Mais voilà, ils veulent tous les deux inscrire les enfants dans le collège de leurs villes respectives, distantes de 25 km. Les avocats sont venus avec des plans, des photos, des trémolos, des piles d'arguments.
Exaspéré, Marc Juston, le juge aux affaires familiales (JAF), finit par exploser : «Au bout de sept ans, on ne demande pas à un juge de décider où les enfants doivent aller à l'école ! Tous vos arguments à tous les deux sont valables et vous pensez que je peux trancher ? Oui, je peux trancher, mais ce sera une mauvaise décision.» Une loterie, précise- t-il.
Sonnés, l'homme et la femme écoutent le juge tonner : «Allez en médiation, apprenez à vous respecter, et si vous ne trouvez pas une solution, la meilleure possible pour vos filles, revenez me voir en juin !»
Fulminant qu'il n'est pas Dieu, Marc Juston ajoute qu'une résidence alternée ne peut fonctionner sans un minimum de communication entre les parents et qu'ils la doivent à leurs enfants. «Sinon, ce sont elles qui prendront le pouvoir !»

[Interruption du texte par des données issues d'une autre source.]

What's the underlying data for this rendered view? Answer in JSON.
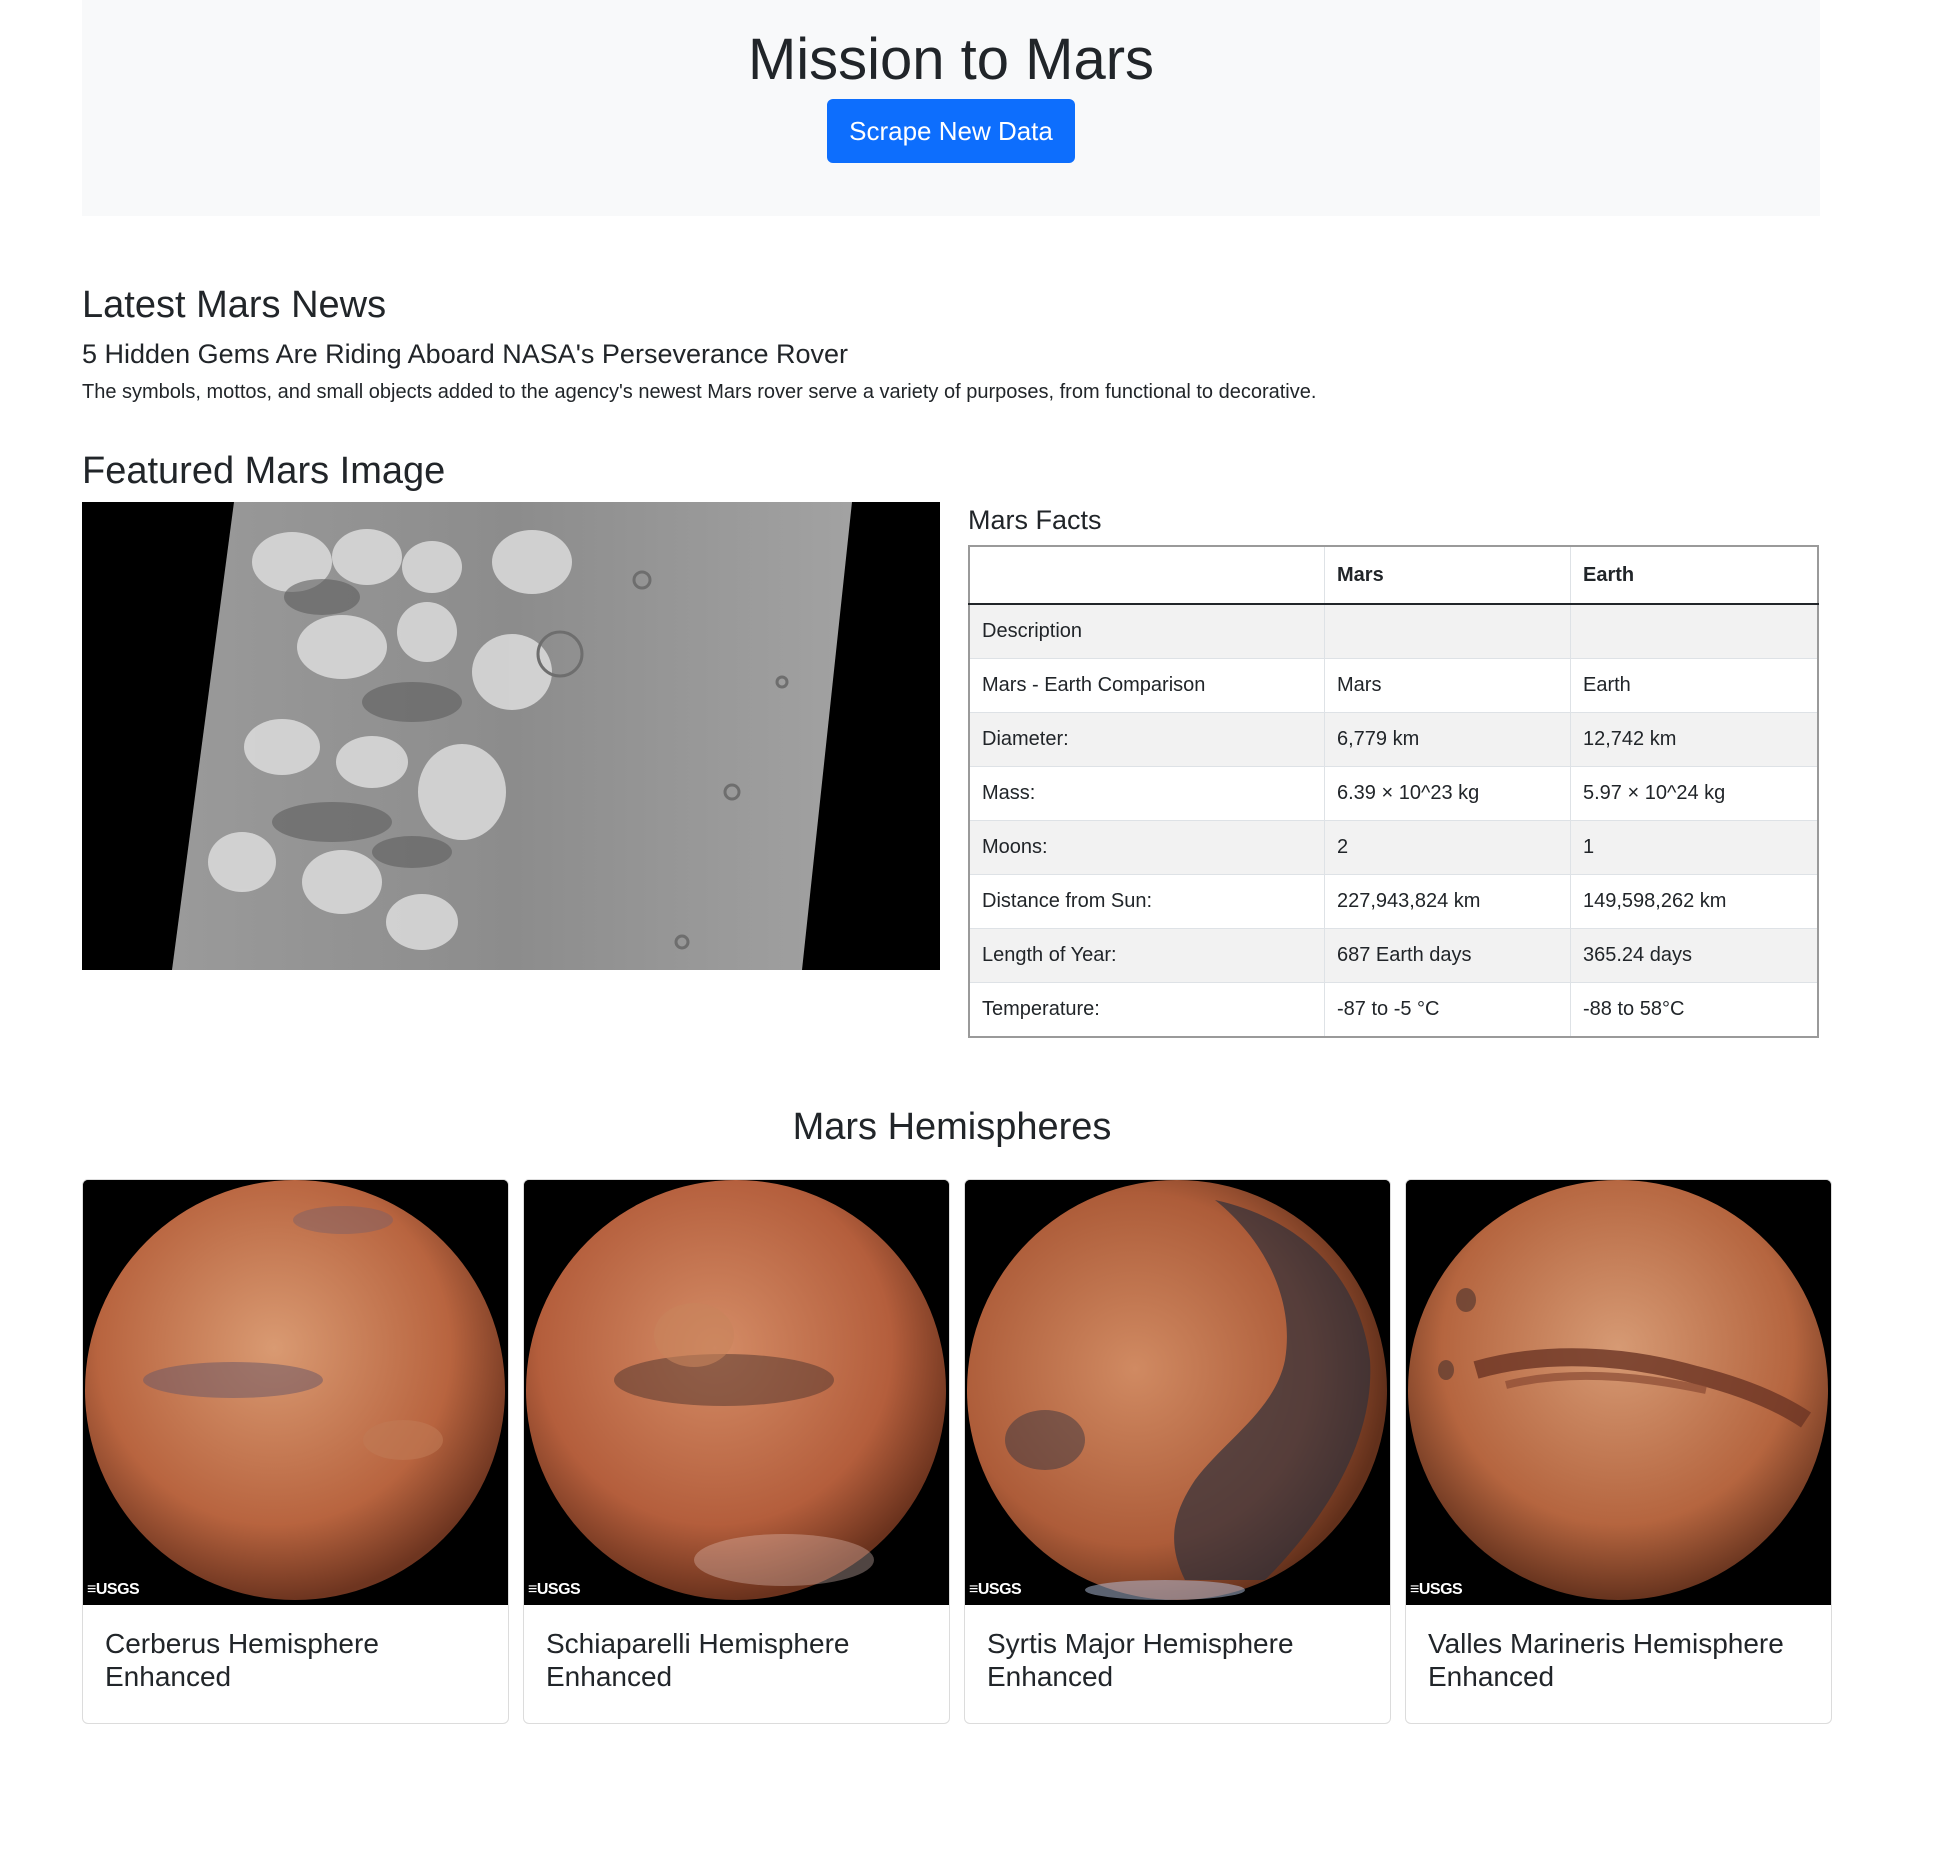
{
  "header": {
    "title": "Mission to Mars",
    "scrape_button": "Scrape New Data"
  },
  "news": {
    "section_title": "Latest Mars News",
    "headline": "5 Hidden Gems Are Riding Aboard NASA's Perseverance Rover",
    "teaser": "The symbols, mottos, and small objects added to the agency's newest Mars rover serve a variety of purposes, from functional to decorative."
  },
  "featured": {
    "section_title": "Featured Mars Image"
  },
  "facts": {
    "title": "Mars Facts",
    "headers": [
      "",
      "Mars",
      "Earth"
    ],
    "rows": [
      [
        "Description",
        "",
        ""
      ],
      [
        "Mars - Earth Comparison",
        "Mars",
        "Earth"
      ],
      [
        "Diameter:",
        "6,779 km",
        "12,742 km"
      ],
      [
        "Mass:",
        "6.39 × 10^23 kg",
        "5.97 × 10^24 kg"
      ],
      [
        "Moons:",
        "2",
        "1"
      ],
      [
        "Distance from Sun:",
        "227,943,824 km",
        "149,598,262 km"
      ],
      [
        "Length of Year:",
        "687 Earth days",
        "365.24 days"
      ],
      [
        "Temperature:",
        "-87 to -5 °C",
        "-88 to 58°C"
      ]
    ]
  },
  "hemispheres": {
    "section_title": "Mars Hemispheres",
    "logo_text": "≡USGS",
    "items": [
      {
        "title": "Cerberus Hemisphere Enhanced"
      },
      {
        "title": "Schiaparelli Hemisphere Enhanced"
      },
      {
        "title": "Syrtis Major Hemisphere Enhanced"
      },
      {
        "title": "Valles Marineris Hemisphere Enhanced"
      }
    ]
  },
  "colors": {
    "primary_button": "#0d6efd",
    "jumbotron_bg": "#f8f9fa",
    "mars_surface": "#c6714a"
  }
}
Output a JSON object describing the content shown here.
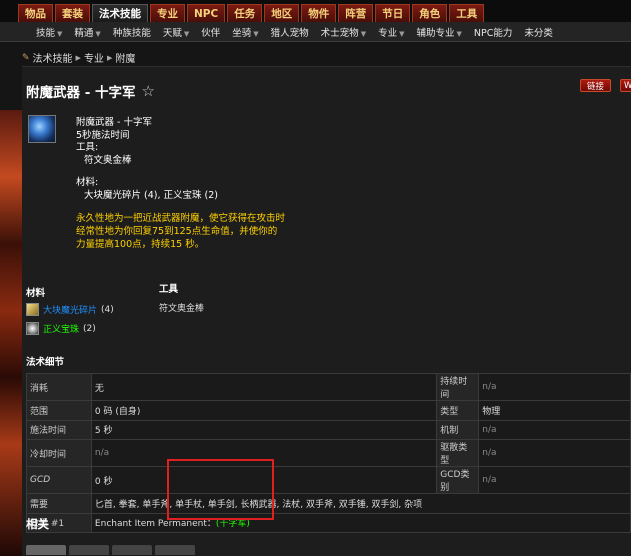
{
  "topnav": {
    "tabs": [
      "物品",
      "套装",
      "法术技能",
      "专业",
      "NPC",
      "任务",
      "地区",
      "物件",
      "阵营",
      "节日",
      "角色",
      "工具"
    ],
    "active_index": 2
  },
  "subnav": {
    "items": [
      {
        "label": "技能",
        "dropdown": true
      },
      {
        "label": "精通",
        "dropdown": true
      },
      {
        "label": "种族技能",
        "dropdown": false
      },
      {
        "label": "天赋",
        "dropdown": true
      },
      {
        "label": "伙伴",
        "dropdown": false
      },
      {
        "label": "坐骑",
        "dropdown": true
      },
      {
        "label": "猎人宠物",
        "dropdown": false
      },
      {
        "label": "术士宠物",
        "dropdown": true
      },
      {
        "label": "专业",
        "dropdown": true
      },
      {
        "label": "辅助专业",
        "dropdown": true
      },
      {
        "label": "NPC能力",
        "dropdown": false
      },
      {
        "label": "未分类",
        "dropdown": false
      }
    ]
  },
  "breadcrumb": [
    "法术技能",
    "专业",
    "附魔"
  ],
  "page": {
    "title": "附魔武器 - 十字军",
    "btn_link": "链接",
    "btn_more": "W"
  },
  "tooltip": {
    "name": "附魔武器 - 十字军",
    "cast": "5秒施法时间",
    "tools_label": "工具:",
    "tool": "符文奥金棒",
    "reagents_label": "材料:",
    "reagents": "大块魔光碎片 (4), 正义宝珠 (2)",
    "desc": "永久性地为一把近战武器附魔，使它获得在攻击时经常性地为你回复75到125点生命值，并使你的力量提高100点，持续15 秒。"
  },
  "materials": {
    "header": "材料",
    "items": [
      {
        "name": "大块魔光碎片",
        "count": "(4)",
        "quality": "blue"
      },
      {
        "name": "正义宝珠",
        "count": "(2)",
        "quality": "green"
      }
    ]
  },
  "tools": {
    "header": "工具",
    "items": [
      "符文奥金棒"
    ]
  },
  "spell_details": {
    "header": "法术细节",
    "rows": [
      {
        "l1": "消耗",
        "v1": "无",
        "l2": "持续时间",
        "v2": "n/a"
      },
      {
        "l1": "范围",
        "v1": "0 码 (自身)",
        "l2": "类型",
        "v2": "物理"
      },
      {
        "l1": "施法时间",
        "v1": "5 秒",
        "l2": "机制",
        "v2": "n/a"
      },
      {
        "l1": "冷却时间",
        "v1": "n/a",
        "l2": "驱散类型",
        "v2": "n/a"
      },
      {
        "l1": "GCD",
        "v1": "0 秒",
        "l2": "GCD类别",
        "v2": "n/a"
      }
    ],
    "requires_label": "需要",
    "requires_value": "匕首, 拳套, 单手斧, 单手杖, 单手剑, 长柄武器, 法杖, 双手斧, 双手锤, 双手剑, 杂项",
    "effect_label": "效果 #1",
    "effect_text": "Enchant Item Permanent：",
    "effect_link": "(十字军)"
  },
  "related": {
    "header": "相关"
  }
}
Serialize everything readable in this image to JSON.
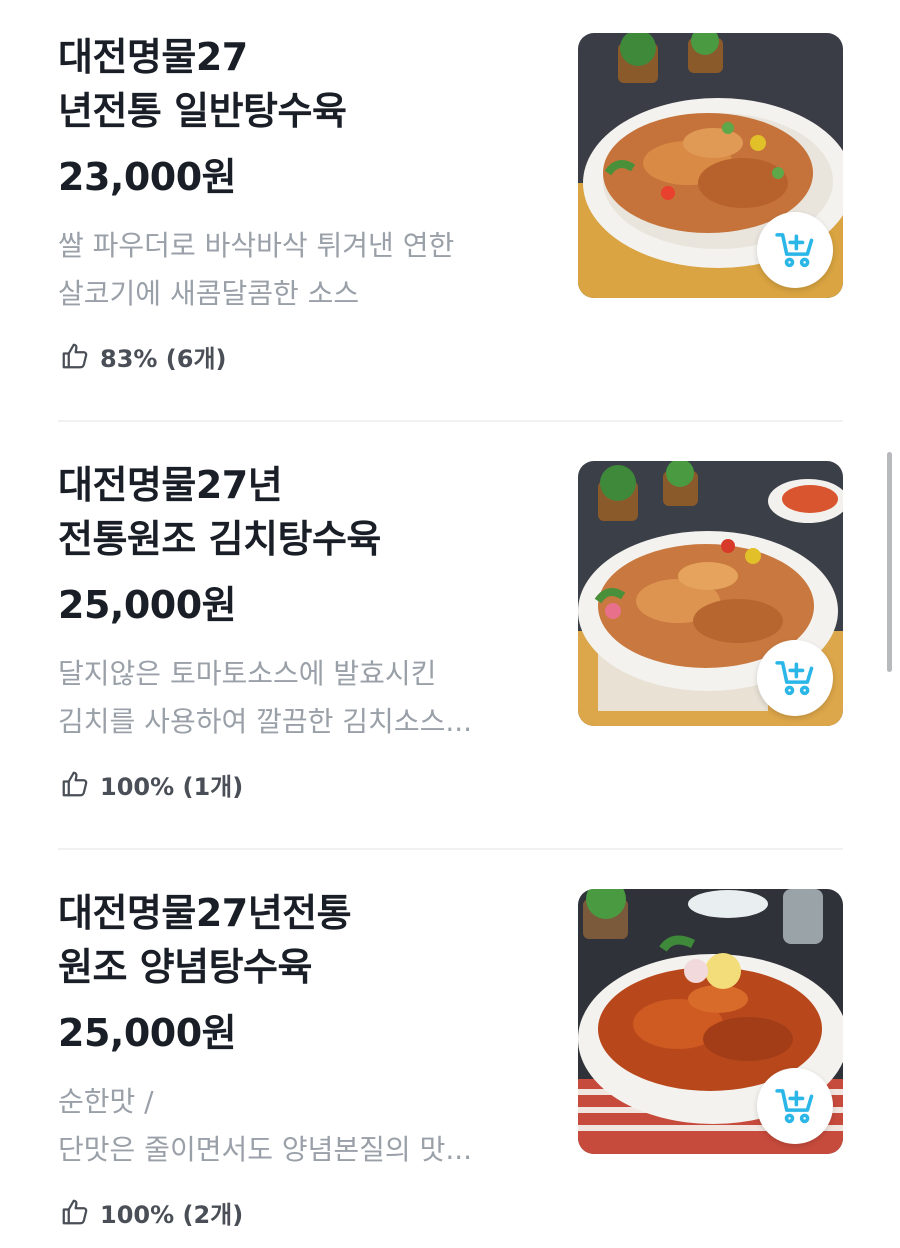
{
  "menu_items": [
    {
      "title": "대전명물27\n년전통 일반탕수육",
      "price": "23,000원",
      "description": "쌀 파우더로 바삭바삭 튀겨낸 연한\n살코기에 새콤달콤한 소스",
      "rating": "83% (6개)"
    },
    {
      "title": "대전명물27년\n전통원조    김치탕수육",
      "price": "25,000원",
      "description": "달지않은 토마토소스에 발효시킨\n김치를 사용하여 깔끔한 김치소스...",
      "rating": "100% (1개)"
    },
    {
      "title": "대전명물27년전통\n원조       양념탕수육",
      "price": "25,000원",
      "description": "순한맛 /\n단맛은 줄이면서도 양념본질의 맛...",
      "rating": "100% (2개)"
    }
  ],
  "icons": {
    "rating": "thumbs-up-icon",
    "cart": "add-to-cart-icon"
  },
  "colors": {
    "title": "#1a1f27",
    "description": "#9aa0a8",
    "rating_text": "#4a4f57",
    "cart_icon": "#2bb6e8"
  }
}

Un mois plus tôt, il tonnait déjà à la tribune du colloque organisé par l'association CFPE-Enfants disparus sur les enlèvements parentaux : «La souffrance des enfants est un fléau national ! Il n'y a pas de prise de conscience de la gravité des dégâts commis par les adultes sur les enfants. Le système judiciaire n'est pas protecteur des enfants, il est protecteur de l'égoïsme des parents.»
Or, disent la plupart des acteurs du droit familial, les parents se font la guerre. Pas tous. Mais, dans 15 à 20 % des cas, ils y vont au canon. Au risque d'y perdre toute dignité et de détruire leurs enfants.
Car c'est leur grand combat : «partager» leurs enfants, comme ils partagent leurs biens, en bataillant pour avoir la meilleure part et en priver l'autre. Au nom de l'amour. Au nom du bien de l'enfant. Au nom de l'égalité entre les sexes. Et voilà comment on en arrive à grimper sur une grue.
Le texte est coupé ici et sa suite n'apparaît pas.